[In French]

Déplacement
Trois poissons rouges dans le jardin,
Quelques pas sur la rue.
Au bord de la ville, un homme poussé loin,
Étranger.

Se déplace-t-on vraiment si rien ne nous sépare?

Dérive
Décide-t-on vraiment de partir, un jour, à la dérive, de se laisser aller, sans direction, sans repère, de vivre sans lieu? Prendrait-on le risque de se perdre, de faire un chemin sur ce risque?
Ou, alors, comme un jeu, se perdre un petit peu, suivre les tracés hasardeux d’une petite dérive, en faire une pratique exploratoire.

Habiter
Un espace nous est donné, profond et large. Un temps nous est donné, sa durée en suspend. Habiter, c’est tenter, simplement, de déployer sa naissance en mouvements, entre des êtres et des choses, entre le monde et soi. De plus en plus légers.

Immobile
Assise, là, une femme respire doucement l’espace du dedans.

Instable
Fort : Le ciel se déchaîne, la terre tremble, les murs s’effondrent, des pieds trébuchent, des êtres meurent.
Contre : Chercher la stabilité, la solidité, la permanence. Risquer l’immobilité. Beaucoup de vies se construisent ainsi.
Léger : Les qualités de l’instable – mouvant, nomade, précaire, fragile – secouent nos petites morts, nous conduisent à trouver d’autres postures, à déplacer nos affaires, à explorer des espaces inconnus.
Encore : Chaque secousse permet un nouvel équilibre.

Lieu
D’un espace vide, dehors ou dedans, d’un endroit occupé par une personne ou une chose, d’un espacement où, enfin, nous nous déposons, nous disons : Un lieu! Quelque chose de particulier nous conduit à dépasser la considération géographique de l’espace pour entrer dans sa dimension existentielle. Le lieu nous centre, nous relie, verticalement au monde, horizontalement aux autres.

Marcher
Certaines personnes remuent sans cesse, là où elles sont, d’un pied sur l’autre, en rond, demi-tour assez rapide dans la pièce, une autre, le jardin, la rue, parfois plus loin. Façon de reprendre ses esprits, de dégourdir sa nervosité, de se quitter un peu. Bouger, s’asseoir, sortir, revenir. L’espace importe peu, c’est le mouvement qui compte. Il participe à l’ensemble des réflexes de détente, comme se jeter sur un lit, plonger dans son bain, s’affaler quelque part.
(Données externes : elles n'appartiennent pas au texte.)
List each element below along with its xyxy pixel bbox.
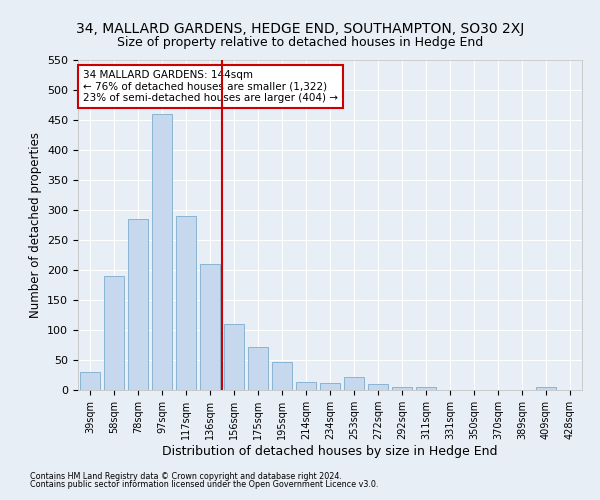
Text: Contains HM Land Registry data © Crown copyright and database right 2024.: Contains HM Land Registry data © Crown c…	[30, 472, 342, 481]
Bar	[104, 276, 124, 390]
Bar	[368, 384, 388, 390]
Bar	[152, 114, 172, 390]
Bar	[176, 216, 196, 390]
Bar	[416, 387, 436, 390]
Text: Size of property relative to detached houses in Hedge End: Size of property relative to detached ho…	[117, 36, 483, 49]
Text: 34, MALLARD GARDENS, HEDGE END, SOUTHAMPTON, SO30 2XJ: 34, MALLARD GARDENS, HEDGE END, SOUTHAMP…	[76, 22, 524, 36]
Bar	[272, 362, 292, 390]
Bar	[200, 264, 220, 390]
Bar	[80, 372, 100, 390]
Text: 34 MALLARD GARDENS: 144sqm
← 76% of detached houses are smaller (1,322)
23% of s: 34 MALLARD GARDENS: 144sqm ← 76% of deta…	[83, 70, 338, 103]
X-axis label: Distribution of detached houses by size in Hedge End: Distribution of detached houses by size …	[162, 445, 498, 458]
Bar	[224, 324, 244, 390]
Bar	[248, 347, 268, 390]
Bar	[128, 219, 148, 390]
Bar	[320, 383, 340, 390]
Bar	[392, 387, 412, 390]
Text: Contains public sector information licensed under the Open Government Licence v3: Contains public sector information licen…	[30, 480, 379, 489]
Bar	[296, 382, 316, 390]
Bar	[344, 377, 364, 390]
Y-axis label: Number of detached properties: Number of detached properties	[29, 132, 41, 318]
Bar	[536, 387, 556, 390]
La promenade a besoin d’un espace plus large. En boucle le long des repères connus ou dans des petits inconnus à apprivoiser. Toujours prête à s’arrêter pour nous laisser le temps : ramasser quelque chose, s’asseoir sur un banc, embrasser un regard, faire demi-tour. Le flâneur s’y retrouve. Se promener donne à la pensée le temps de rebondir sur quelque aspérité négligeable, propice à la rêverie, à l’éveil d’une idée.

L’errance s’enfonce dans un espace et un temps sans limites. Elle est «d’ordinaire associée au mouvement, et singulièrement à la marche, à l’idée d’égarement, à la perte de soi-même. Pourtant, le problème principal de l’errance n’est rien autre que celui du lieu acceptable1 1 - Alexandre Laumonier, «L’errance ou la pensée du milieu», dans L’errance, Magazine littéraire, n° 353, Paris, 1997.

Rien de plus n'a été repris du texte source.